A report to Department of the Environment, Water, Heritage and the Arts, September 2008
About the document
Up to seven species of sawfish (Family Pristidae) belonging to two genera (Anoxpristis and Pristis) occur around the world. Both genera, and four species, occur in Australia (Last and Stevens 1994). Further taxonomic research is required to resolve nomenclatural issues and provide definitive identifications of some species. The narrow sawfish (Anoxypristis cuspidata), dwarf sawfish (Pristis clavata), freshwater sawfish (Pristis microdon) and green sawfish (Pristis zijsron) occur mainly in inshore coastal waters and riverine environments of tropical northern Australia.
Because of their rostra, sawfish are particularly vulnerable to capture in all forms of net fishing gear. Their large size (up to 7 m) and power can pose a real threat to fishers, which means that live release has been rarely practised in the past. Sawfish fins are particularly valuable in the international fin trade and the flesh is also of good quality so there is usually a major incentive for targeting them or retaining them when taken as bycatch. Together with their generally low biological productivity (Peverell 2005), environmental degradation of their habitats has meant that most populations of sawfish around the world have either been extirpated over much of their original distribution or at least suffered major declines in abundance as well as reductions in their range (Cook et al. 2006). Australia, in particular areas of the Kimberley and Pilbara regions of north western Australia, probably represent some of the last relatively healthy populations of sawfish in the world. However, even in this region sawfish numbers might have been reduced by commercial and recreational fishing. Stobutzki et al. (2000) assessed sawfish as the species at greatest risk of unsustainable fishing in northern Australia. Recognising this, two species (P. microdon and P. zijsron) are listed as Vulnerable on the Commonwealth Environment Protection and Biodiversity Conservation Act 1999 (EPBC Act) and most sawfish species are given some level of protection in all northern States and the Territory (Pogonoski et al. 2002). All sawfish are listed as Totally Protected under the Western Australian Fish Resources Management Act (FRMA).

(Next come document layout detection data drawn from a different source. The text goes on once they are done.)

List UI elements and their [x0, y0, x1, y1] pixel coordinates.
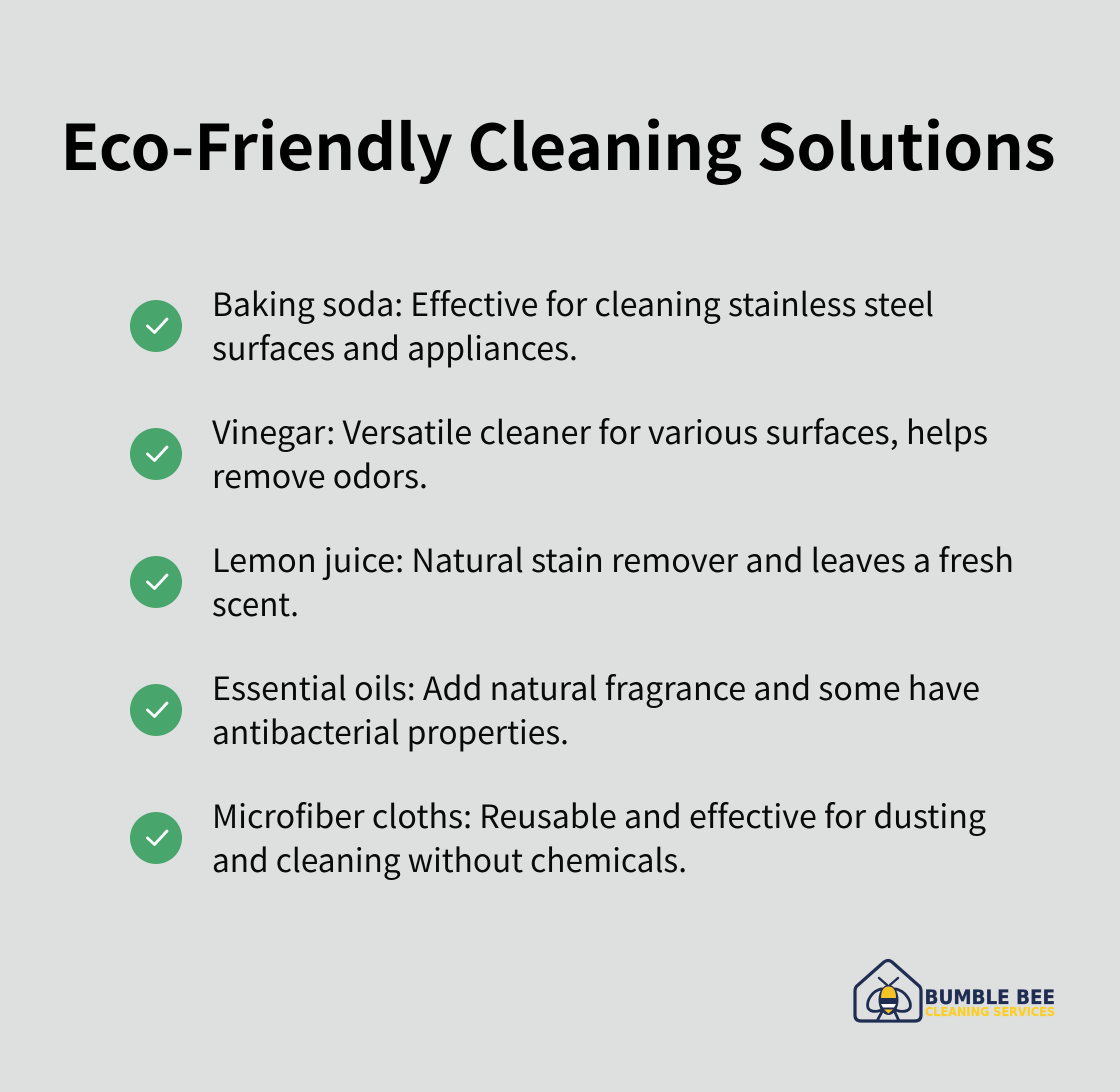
item: microfiber cloths: [130, 792, 986, 882]
item: baking soda: [130, 280, 934, 370]
checklist: [130, 280, 1014, 882]
icon: check: [130, 428, 182, 480]
icon: check: [130, 556, 182, 608]
item: essential oils: [130, 664, 980, 754]
text: essential oils: antibacterial properties.: [212, 708, 569, 754]
text: lemon juice: Lemon juice: Natural stain remover and leaves a fresh: [212, 536, 1014, 582]
item: vinegar: [130, 408, 988, 498]
text: vinegar: remove odors.: [212, 452, 428, 498]
text: baking soda: [212, 280, 934, 370]
text: baking soda: Baking soda: Effective for cleaning stainless steel: [212, 280, 934, 326]
icon: check: [130, 684, 182, 736]
text: microfiber cloths: [212, 792, 986, 882]
icon: check: [130, 812, 182, 864]
logo name: BUMBLE BEE: [924, 986, 1055, 1009]
text: vinegar: Vinegar: Versatile cleaner for various surfaces, helps: [212, 408, 988, 454]
icon: house with bee: [855, 960, 921, 1021]
icon: check: [130, 300, 182, 352]
text: baking soda: surfaces and appliances.: [212, 324, 578, 370]
logo tagline: CLEANING SERVICES: [925, 1005, 1055, 1019]
logo: Bumble Bee Cleaning Services: [855, 960, 1055, 1021]
text: lemon juice: scent.: [212, 580, 299, 626]
title: Eco-Friendly Cleaning Solutions: [60, 98, 1056, 189]
text: lemon juice: [212, 536, 1014, 626]
text: microfiber cloths: and cleaning without chemicals.: [212, 836, 687, 882]
text: vinegar: [212, 408, 988, 498]
item: lemon juice: [130, 536, 1014, 626]
text: essential oils: Essential oils: Add natural fragrance and some have: [212, 664, 980, 710]
text: microfiber cloths: Microfiber cloths: Reusable and effective for dusting: [212, 792, 986, 838]
text: essential oils: [212, 664, 980, 754]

They are all listed as critically endangered on the IUCN (World Conservation Union) Red List and are also listed on Appendix 1 of CITES, with the exception of P. microdon that is listed on Appendix 11. These instruments provide some protection from international trade. The biology and ecology of sawfish in Australia have received little attention until recently when increased funding opportunities resulting from their elevated conservation status focused attention on them (Thorburn et al. 2003, 2007).